Os moradores do bairro também estão insatisfeitos. A professora Maria das Graças Soares se diz inconformada de ter de percorrer mais de 1,5 quilômetro desde o cruzamento das ruas Fagundes Varela e Paulo Alves até o edifício São Sebastião, onde mora, porque fileiras de “gelos baianos” chumbados no chão impedem a passagem do seu carro. O caminho normal, que ela usava antes da interdição, tinha pouco mais de 150 metros.
Até esta terça-feira o bloqueio era feito apenas com cavaletes, colocados pela Secretaria Municipal de Serviços Públicos nas duas extremidades da rua. No entanto, durante a noite e nos finais de semana, quando os fiscais da prefeitura não estavam no local, os motoristas retiravam os obstáculos e usavam a via. A secretária de Serviços Públicos, Dayse Monassa, explica que foi necessário furar o asfalto para colocar os blocos de concreto, porque os motoristas não respeitavam o fechamento da rua. Ela classifica como irresponsável a atitude de quem passava pela São Sebastião, já que o movimento de veículos causa trepidação e poderia resultar num novo deslizamento. “Formou-se na encosta um talude negativo, uma espécie de pomo-de-adão, que pode cair a qualquer momento. Há uma árvore muito grande e muita terra, que, no caso de um deslizamento, causariam um desastre”, justifica.
O técnico em informática Júlio César da Silva Muniz mora na Rua Tiradentes, usada como desvio. “É bom que agora o ponto de ônibus fica quase na frente da minha casa. O problema é que a Tiradentes é uma rua residencial, sem a menor estrutura para receber esta quantidade de carros”, comenta. Dependendo do trecho das vias usadas como desvio (ruas Tiradentes, Lara Vilela e Andrade Neves), o tráfego flui em uma ou duas faixas de rolagem enquanto na São Sebastião fluía em duas ou três faixas. O estreitamento do caminho acaba causando congestionamento e aumenta o tempo de viagem em até meia hora.

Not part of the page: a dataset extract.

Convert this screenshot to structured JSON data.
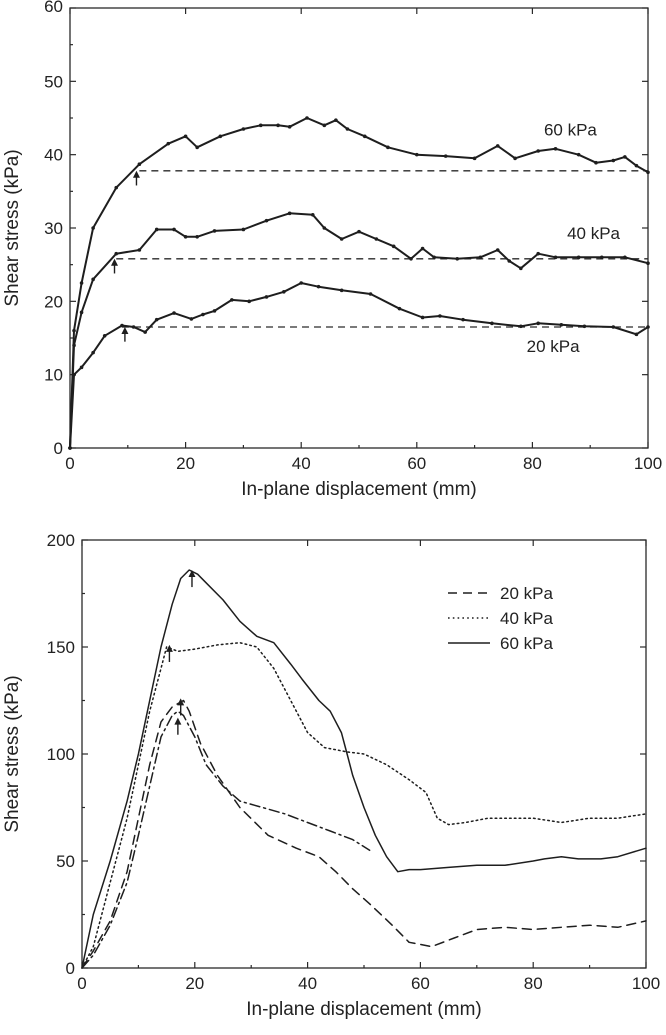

O tenente-coronel Adilson Alves de Souza, da Defesa Civil Municipal, informa que, para o trânsito voltar ao normal, será necessário um laudo do órgão liberando a área. O documento, ainda segundo o comandante, será expedido assim que a prefeitura solicitar a liberação, o que só deve acontecer depois que o muro de contenção estiver erguido.